The president's economic plan reflects that outlook. It calls for streamlining federal regulations, reducing health care and energy costs, promoting exports via free trade deals and discouraging "damaging junk lawsuits." The heart of the plan is extending tax cuts or credits that were passed in 2001 and 2003, but are due to be phased out in coming years. Some of those taxes, like the estate tax, mainly effect rich people.

Kerry, the president's likely Democratic opponent, embraces a somewhat more "demand-side" approach, in which workers spend more money so businesses will hire folks to make more products for people to buy.

Kerry wants to extend the Bush tax cuts for middle-class families and create new tax credits for health care and college tuition. He says he would offer a tax break to manufacturers who create American jobs and to industries that upgrade, and enforce trade laws to protect U.S. workers. Kerry also proposes a short-term, $50 billion fund to offset state government budget cuts.

What Works?
Economists have long been divided over whether demand-side or supply-side policies — if either — work. Some feel only monetary policy, which the Federal Reserve conducts by changing the interest rate, is really effective. Others think both fiscal policy and monetary policy are useless, and that the economy basically fixes itself.

That means there's disagreement over whether, when the jobs numbers come in between now and November, Mr.

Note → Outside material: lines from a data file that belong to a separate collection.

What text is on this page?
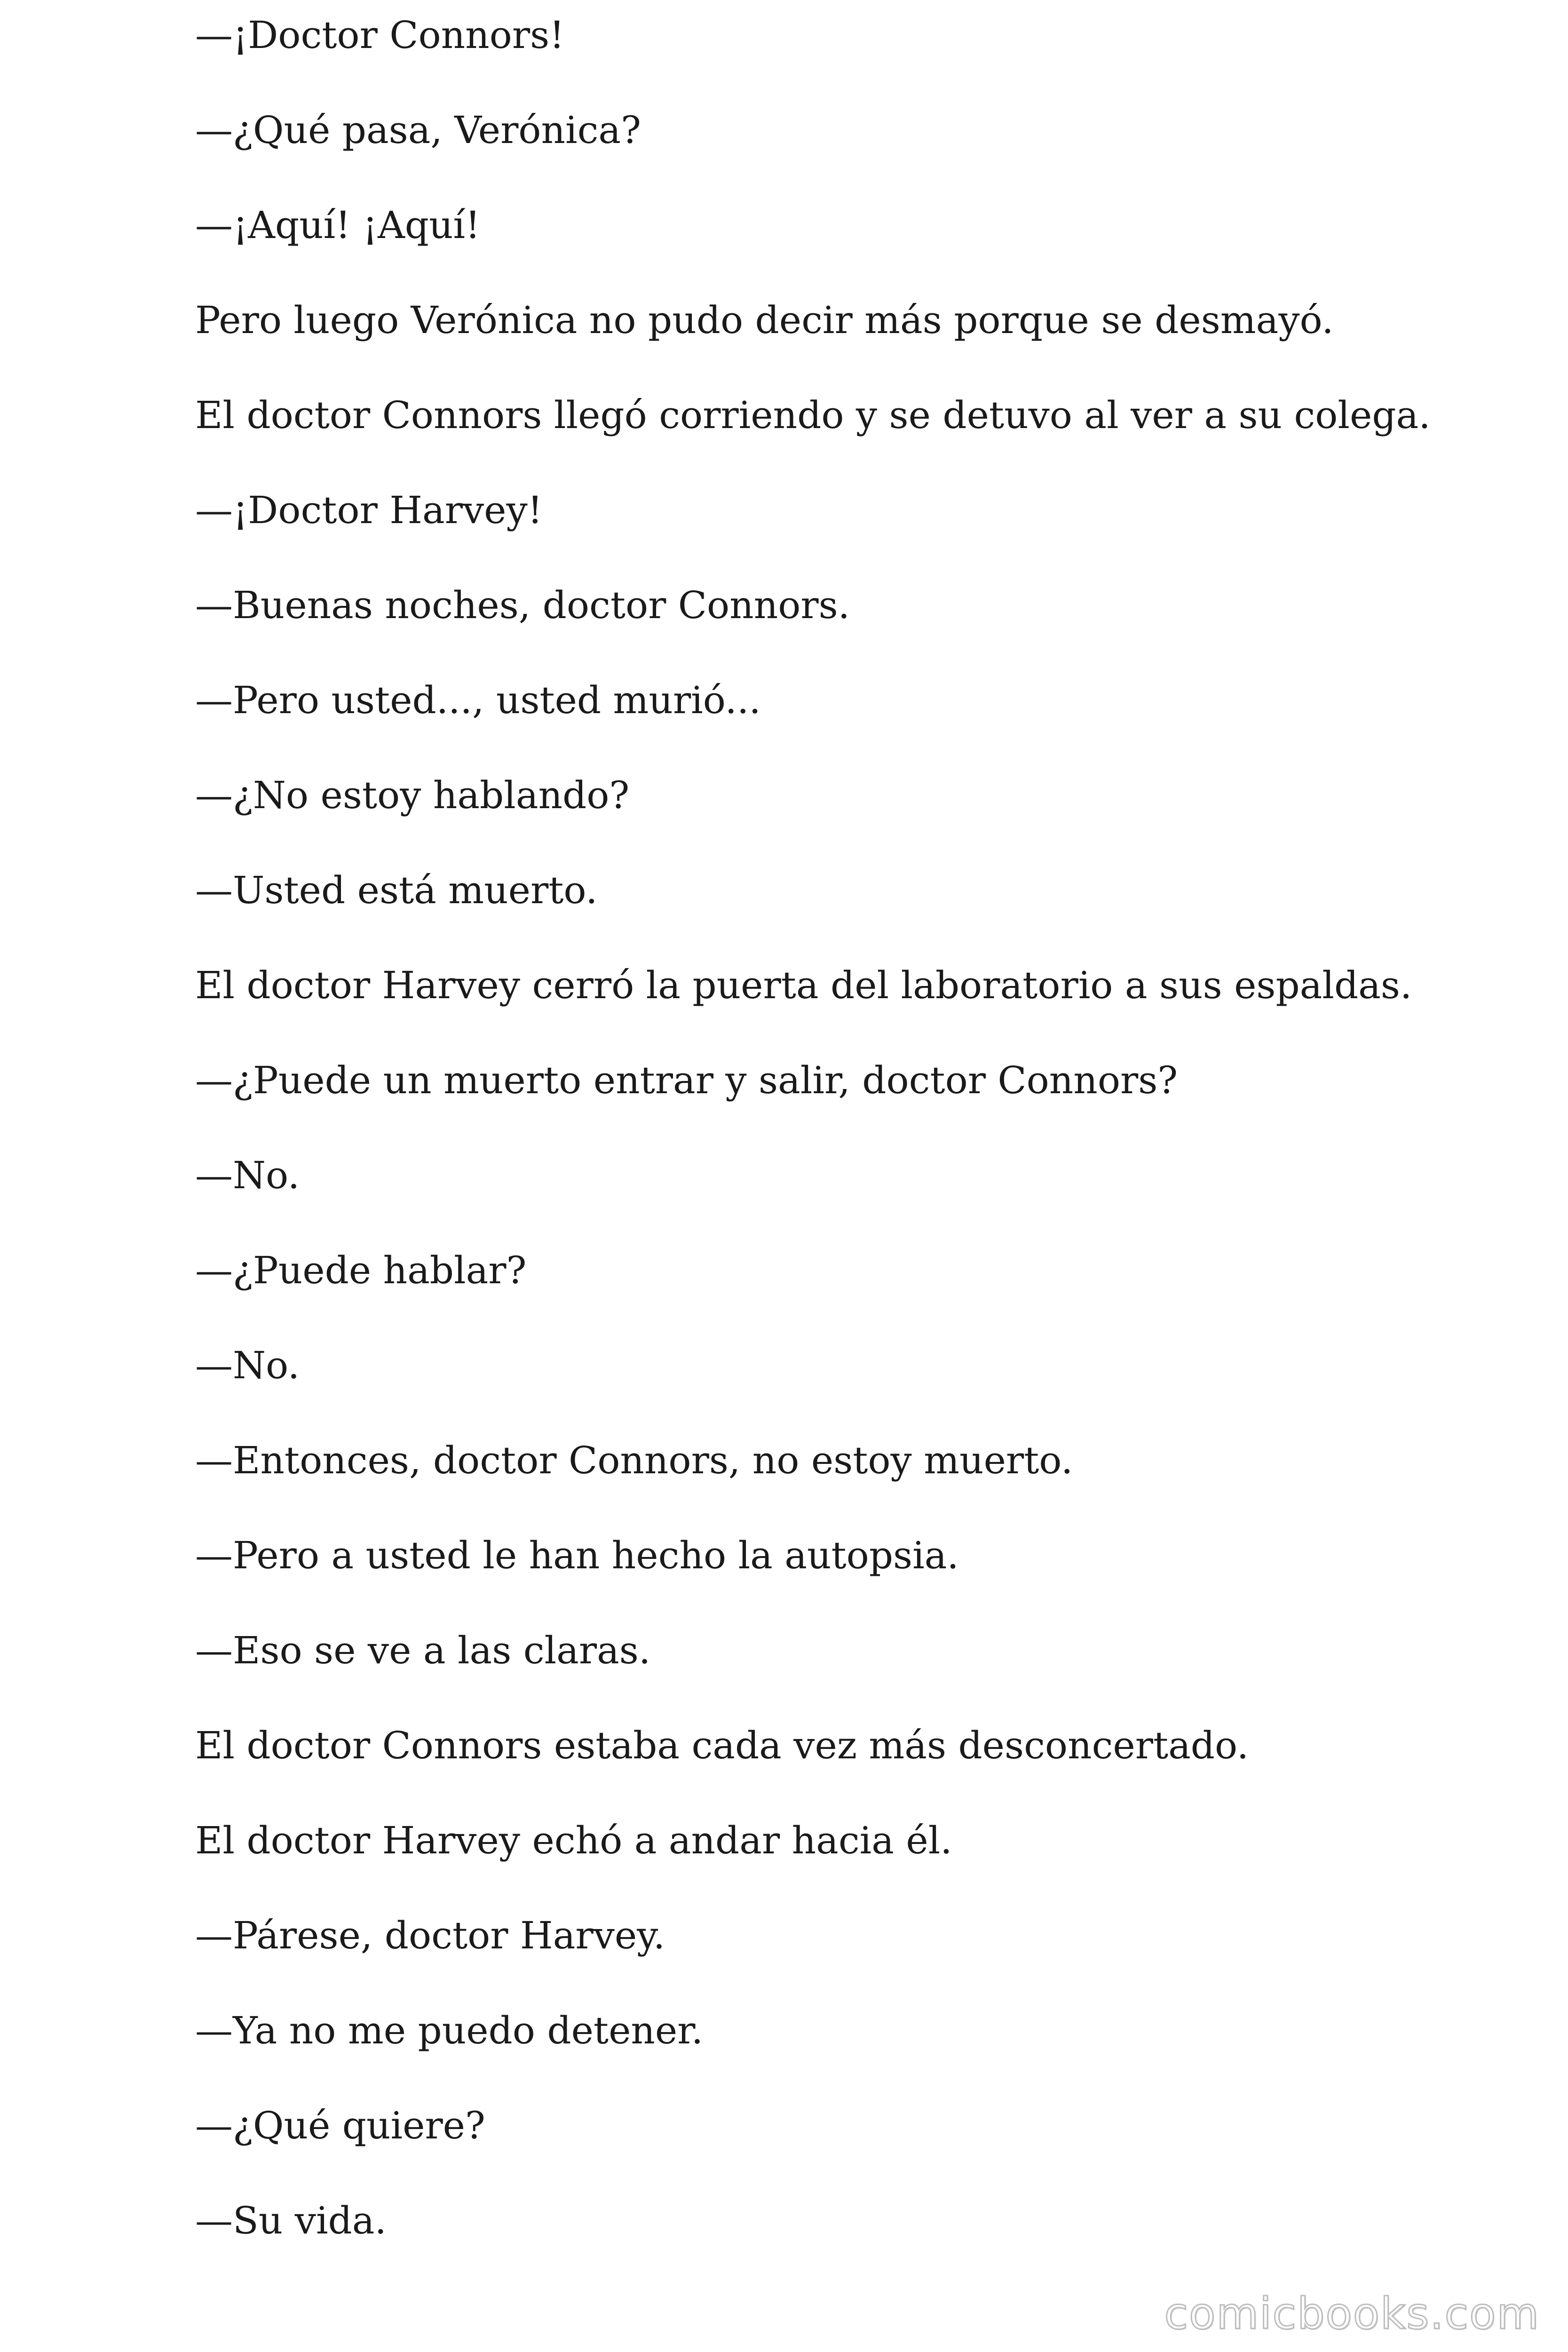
—¡Doctor Connors!

—¿Qué pasa, Verónica?

—¡Aquí! ¡Aquí!

Pero luego Verónica no pudo decir más porque se desmayó.

El doctor Connors llegó corriendo y se detuvo al ver a su colega.

—¡Doctor Harvey!

—Buenas noches, doctor Connors.

—Pero usted..., usted murió...

—¿No estoy hablando?

—Usted está muerto.

El doctor Harvey cerró la puerta del laboratorio a sus espaldas.

—¿Puede un muerto entrar y salir, doctor Connors?

—No.

—¿Puede hablar?

—No.

—Entonces, doctor Connors, no estoy muerto.

—Pero a usted le han hecho la autopsia.

—Eso se ve a las claras.

El doctor Connors estaba cada vez más desconcertado.

El doctor Harvey echó a andar hacia él.

—Párese, doctor Harvey.

—Ya no me puedo detener.

—¿Qué quiere?

—Su vida.

comicbooks.com
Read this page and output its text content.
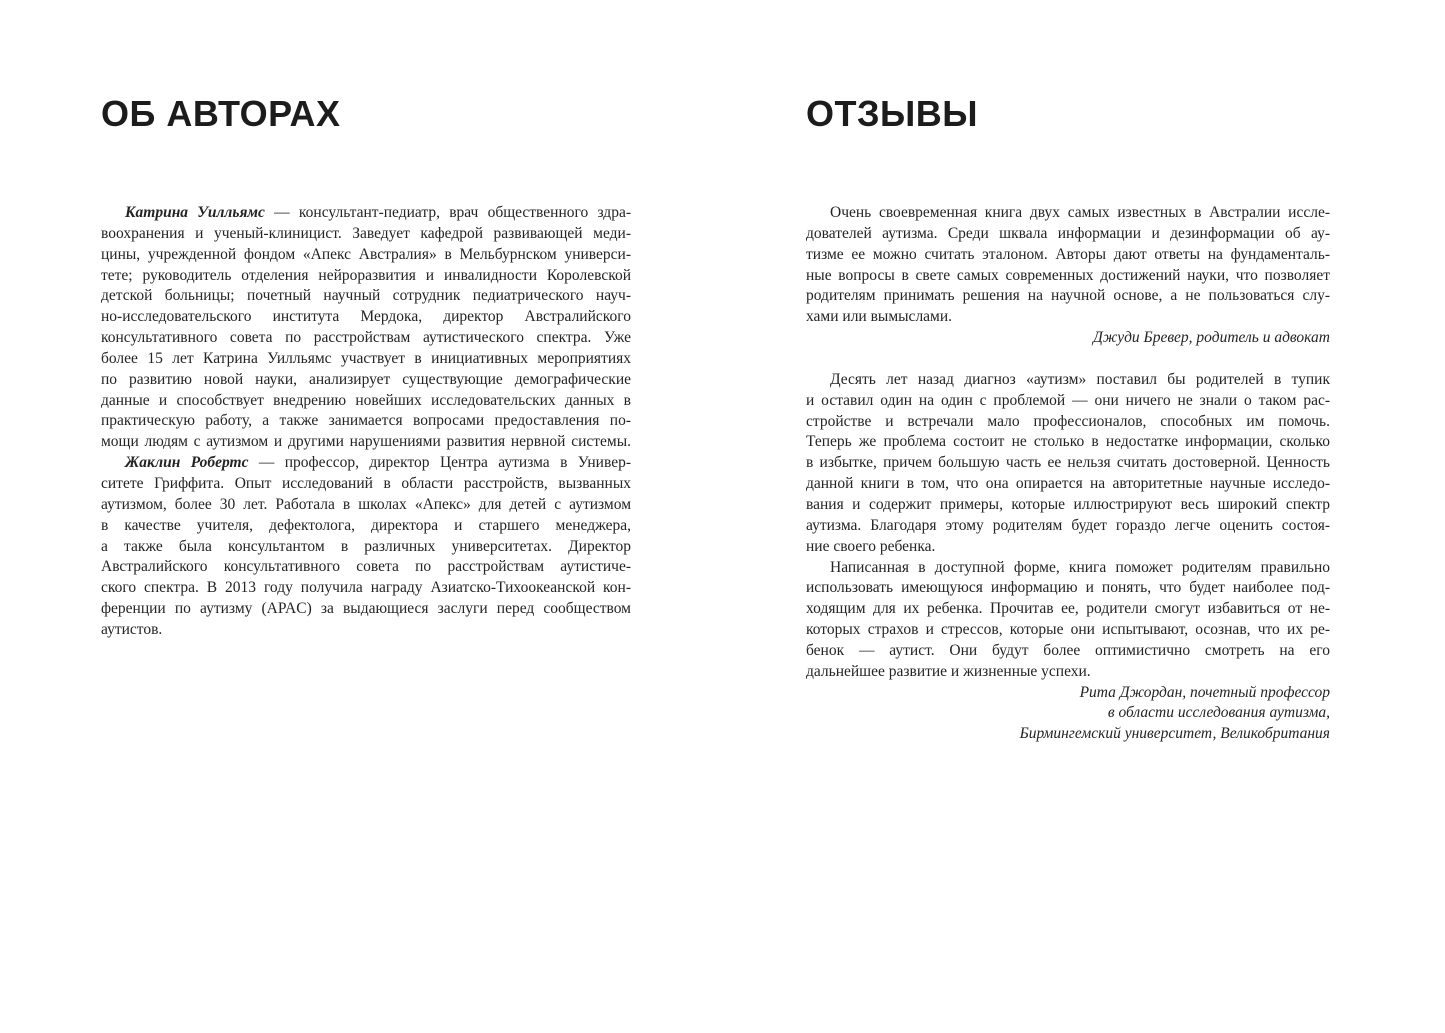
ОБ АВТОРАХ
Катрина Уилльямс — консультант-педиатр, врач общественного здра-
воохранения и ученый-клиницист. Заведует кафедрой развивающей меди-
цины, учрежденной фондом «Апекс Австралия» в Мельбурнском универси-
тете; руководитель отделения нейроразвития и инвалидности Королевской
детской больницы; почетный научный сотрудник педиатрического науч-
но-исследовательского института Мердока, директор Австралийского
консультативного совета по расстройствам аутистического спектра. Уже
более 15 лет Катрина Уилльямс участвует в инициативных мероприятиях
по развитию новой науки, анализирует существующие демографические
данные и способствует внедрению новейших исследовательских данных в
практическую работу, а также занимается вопросами предоставления по-
мощи людям с аутизмом и другими нарушениями развития нервной системы.
Жаклин Робертс — профессор, директор Центра аутизма в Универ-
ситете Гриффита. Опыт исследований в области расстройств, вызванных
аутизмом, более 30 лет. Работала в школах «Апекс» для детей с аутизмом
в качестве учителя, дефектолога, директора и старшего менеджера,
а также была консультантом в различных университетах. Директор
Австралийского консультативного совета по расстройствам аутистиче-
ского спектра. В 2013 году получила награду Азиатско-Тихоокеанской кон-
ференции по аутизму (APAC) за выдающиеся заслуги перед сообществом
аутистов.
ОТЗЫВЫ
Очень своевременная книга двух самых известных в Австралии иссле-
дователей аутизма. Среди шквала информации и дезинформации об ау-
тизме ее можно считать эталоном. Авторы дают ответы на фундаменталь-
ные вопросы в свете самых современных достижений науки, что позволяет
родителям принимать решения на научной основе, а не пользоваться слу-
хами или вымыслами.
Джуди Бревер, родитель и адвокат
Десять лет назад диагноз «аутизм» поставил бы родителей в тупик
и оставил один на один с проблемой — они ничего не знали о таком рас-
стройстве и встречали мало профессионалов, способных им помочь.
Теперь же проблема состоит не столько в недостатке информации, сколько
в избытке, причем большую часть ее нельзя считать достоверной. Ценность
данной книги в том, что она опирается на авторитетные научные исследо-
вания и содержит примеры, которые иллюстрируют весь широкий спектр
аутизма. Благодаря этому родителям будет гораздо легче оценить состоя-
ние своего ребенка.
Написанная в доступной форме, книга поможет родителям правильно
использовать имеющуюся информацию и понять, что будет наиболее под-
ходящим для их ребенка. Прочитав ее, родители смогут избавиться от не-
которых страхов и стрессов, которые они испытывают, осознав, что их ре-
бенок — аутист. Они будут более оптимистично смотреть на его
дальнейшее развитие и жизненные успехи.
Рита Джордан, почетный профессор
в области исследования аутизма,
Бирмингемский университет, Великобритания
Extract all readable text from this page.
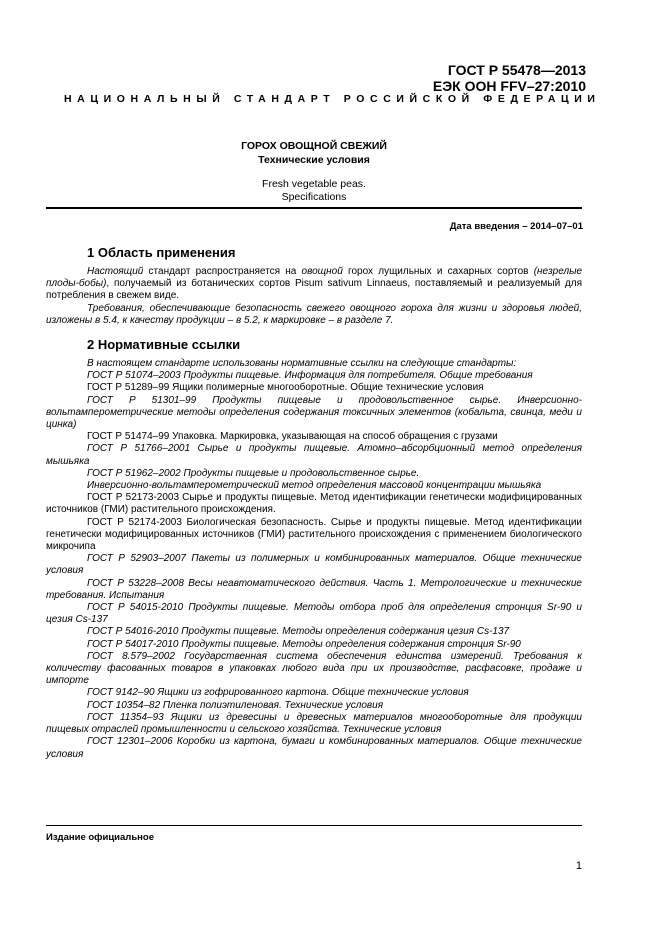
ГОСТ Р 55478—2013
ЕЭК ООН FFV–27:2010
НАЦИОНАЛЬНЫЙ СТАНДАРТ РОССИЙСКОЙ ФЕДЕРАЦИИ
ГОРОХ ОВОЩНОЙ СВЕЖИЙ
Технические условия
Fresh vegetable peas.
Specifications
Дата введения – 2014–07–01
1 Область применения

Настоящий стандарт распространяется на овощной горох лущильных и сахарных сортов (незрелые плоды-бобы), получаемый из ботанических сортов Pisum sativum Linnaeus, поставляемый и реализуемый для потребления в свежем виде.

Требования, обеспечивающие безопасность свежего овощного гороха для жизни и здоровья людей, изложены в 5.4, к качеству продукции – в 5.2, к маркировке – в разделе 7.

2 Нормативные ссылки

В настоящем стандарте использованы нормативные ссылки на следующие стандарты:

ГОСТ Р 51074–2003 Продукты пищевые. Информация для потребителя. Общие требования

ГОСТ Р 51289–99 Ящики полимерные многооборотные. Общие технические условия

ГОСТ Р 51301–99 Продукты пищевые и продовольственное сырье. Инверсионно-вольтамперометрические методы определения содержания токсичных элементов (кобальта, свинца, меди и цинка)

ГОСТ Р 51474–99 Упаковка. Маркировка, указывающая на способ обращения с грузами

ГОСТ Р 51766–2001 Сырье и продукты пищевые. Атомно–абсорбционный метод определения мышьяка

ГОСТ Р 51962–2002 Продукты пищевые и продовольственное сырье.

Инверсионно-вольтамперометрический метод определения массовой концентрации мышьяка

ГОСТ Р 52173-2003 Сырье и продукты пищевые. Метод идентификации генетически модифицированных источников (ГМИ) растительного происхождения.

ГОСТ Р 52174-2003 Биологическая безопасность. Сырье и продукты пищевые. Метод идентификации генетически модифицированных источников (ГМИ) растительного происхождения с применением биологического микрочипа

ГОСТ Р 52903–2007 Пакеты из полимерных и комбинированных материалов. Общие технические условия

ГОСТ Р 53228–2008 Весы неавтоматического действия. Часть 1. Метрологические и технические требования. Испытания

ГОСТ Р 54015-2010 Продукты пищевые. Методы отбора проб для определения стронция Sr-90 и цезия Cs-137

ГОСТ Р 54016-2010 Продукты пищевые. Методы определения содержания цезия Cs-137

ГОСТ Р 54017-2010 Продукты пищевые. Методы определения содержания стронция Sr-90

ГОСТ 8.579–2002 Государственная система обеспечения единства измерений. Требования к количеству фасованных товаров в упаковках любого вида при их производстве, расфасовке, продаже и импорте

ГОСТ 9142–90 Ящики из гофрированного картона. Общие технические условия

ГОСТ 10354–82 Пленка полиэтиленовая. Технические условия

ГОСТ 11354–93 Ящики из древесины и древесных материалов многооборотные для продукции пищевых отраслей промышленности и сельского хозяйства. Технические условия

ГОСТ 12301–2006 Коробки из картона, бумаги и комбинированных материалов. Общие технические условия

Издание официальное
1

Bush will deserve credit, blame or neither.

All sides agree, however, that whether tax cuts for investors, government spending, lower interests rates or the economy's own internal power is responsible for generating jobs, the changes take time.

And timing might be the key.

Eventually, inevitably, the economy will generate new jobs. If voters conclude that federal policy does affect job creation, whether or not Mr. Bush joins the unemployed could depend on just when those new jobs decide to punch in.